Patricia couldn't say a word. With shaking hands she set down her silver spoon. Cruise the world. Just like that. In her wildest dreams her husband never said such things.

She searched his gaze warily, looking for something she couldn't name. She wondered if her husband knew that even after all these years, she loved him. Even when he put his job before the family. Even when he went out with those silly young twits, then came home and kissed her dryly on the cheek. She wondered if he knew how patiently and quietly she was waiting for the day he did retire and he would belong to her again. Then maybe they could recapture what they'd shared so briefly in those first hot days of Texas. Then maybe they could finally leave all the mutual mistakes, and mutual sins, and mutual regret behind, and start fresh.

Didn't people always say it's never too late for new beginnings?

“Would you …would you leave the hospital?”

“Well, not
leave it
leave it.”

Patricia ducked her head so he wouldn't see her disappointment. “A vacation, then? Like a week or two?”

“Longer. Maybe four months, six months. Hell, maybe I could be really wild and take a leave of absence.”

A leave of absence. That got her attention again. She didn't know whether to be thrilled or suspicious. She did her best to sound interested. “Really? When?”

Harper said matter-of-factly, “I was thinking next week.”

In the sudden quiet of the patio, Patricia was certain her husband would be able to hear the pounding of her heart. Next week. Harper never moved that fast. He never did anything as dramatic as take a leave of absence from his career.

Oh, God, it wasn't about Melanie or romance after all. He knew. Her husband knew.

The note, sitting in her car after the AA meeting. Inside her locked, alarmed Mercedes, placed on the driver's seat.
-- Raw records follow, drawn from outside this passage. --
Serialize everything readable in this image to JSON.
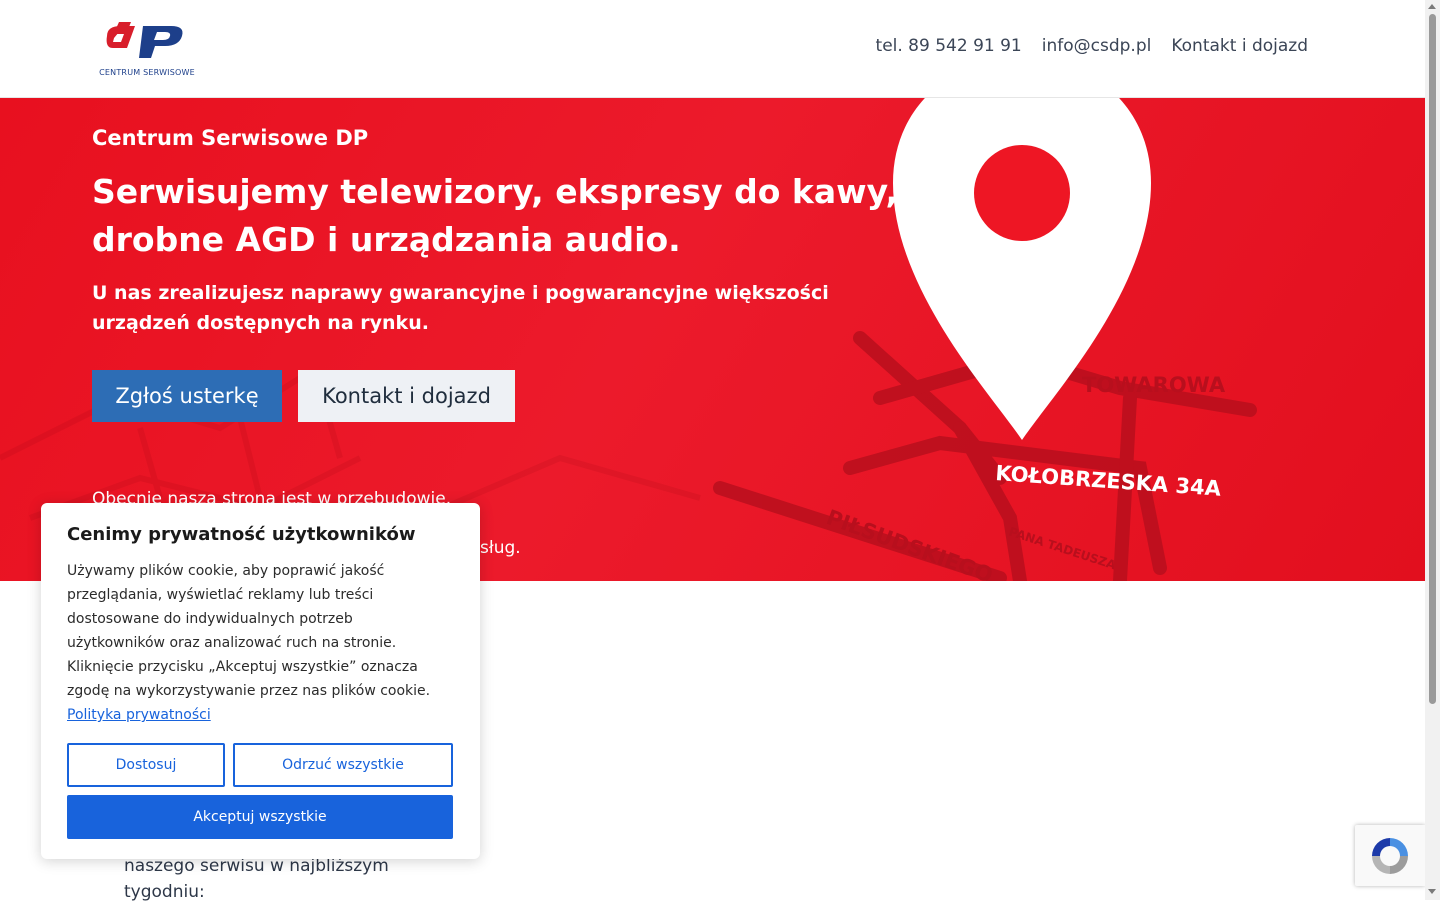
{
  "header": {
    "logo_text": "CENTRUM SERWISOWE",
    "logo_mark": "dp",
    "nav": {
      "phone": "tel. 89 542 91 91",
      "email": "info@csdp.pl",
      "contact": "Kontakt i dojazd"
    }
  },
  "hero": {
    "subtitle": "Centrum Serwisowe DP",
    "title": "Serwisujemy telewizory, ekspresy do kawy, drobne AGD i urządzania audio.",
    "lead": "U nas zrealizujesz naprawy gwarancyjne i pogwarancyjne większości urządzeń dostępnych na rynku.",
    "btn_report": "Zgłoś usterkę",
    "btn_contact": "Kontakt i dojazd",
    "note_line1": "Obecnie nasza strona jest w przebudowie.",
    "note_line2": "sług.",
    "map_labels": {
      "street1": "TOWAROWA",
      "street2": "KOŁOBRZESKA 34A",
      "street3": "PIŁSUDSKIEGO",
      "street4": "PANA TADEUSZA"
    }
  },
  "below": {
    "text": "naszego serwisu w najbliższym tygodniu:"
  },
  "cookie": {
    "title": "Cenimy prywatność użytkowników",
    "text": "Używamy plików cookie, aby poprawić jakość przeglądania, wyświetlać reklamy lub treści dostosowane do indywidualnych potrzeb użytkowników oraz analizować ruch na stronie. Kliknięcie przycisku „Akceptuj wszystkie” oznacza zgodę na wykorzystywanie przez nas plików cookie.",
    "policy_link": "Polityka prywatności",
    "btn_customize": "Dostosuj",
    "btn_reject": "Odrzuć wszystkie",
    "btn_accept": "Akceptuj wszystkie"
  },
  "colors": {
    "hero_red": "#e8101f",
    "primary_blue": "#2d6db5",
    "cookie_blue": "#1863dc",
    "logo_red": "#d81e2b",
    "logo_blue": "#1d3f8a"
  }
}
Five words, cut out of a magazine. Simple. Knowing. Chilling to the bone.

You get what you deserve.

In the cold moment that followed after she read the note, her heart beating like a trapped bird in her chest, Patricia had experienced a horrible instance of prescience, where the past blended with the future and there was no way she could stop it. Don't hurt her, she'd found herself silently begging. Don't hurt Melanie. I was good this time. I swear, I swear, I have been so good.

“Pat? Come on, I thought you would be pleased.”

“Six months,” she murmured, keeping her gaze on the table. “Somewhere far away. Would we take Melanie?”

“Yes.”

“Would we …would we take Brian?”

Harper hesitated, then slowly he nodded. “But not any lovers. I'm trying, Pat. Jesus, I'm trying. But I'm not ready to go that far.”

“The whole family,” she murmured. “Going away. Someplace far. They would need more notice than a week, sweetheart. That's awfully short.”

He remained firm. “Hey, if I can find a way to get out of the hospital, so can they.”

“So next Friday?”

“Yes. Next Friday.”

She should push more, she thought. Demand to know why. She was too afraid of the answer. She whispered, “All right, darling, all right.”

María appeared in the doorway. “Dr. Sheffield here for Dr. Stokes.”

Harper looked surprised, but then he rose and placed a quick kiss on his wife's cheek. Patricia had placed the sunflowers on the patio table that morning. He touched one magenta petal. “It'll be all right,” he told her softly. “You'll see.”

He strode out of the room. Patricia was alone with her half-eaten grapefruit. She wasn't sure what had just happened. The spur-of-the-moment vacation for no good reason. Her own desperate willingness to play along.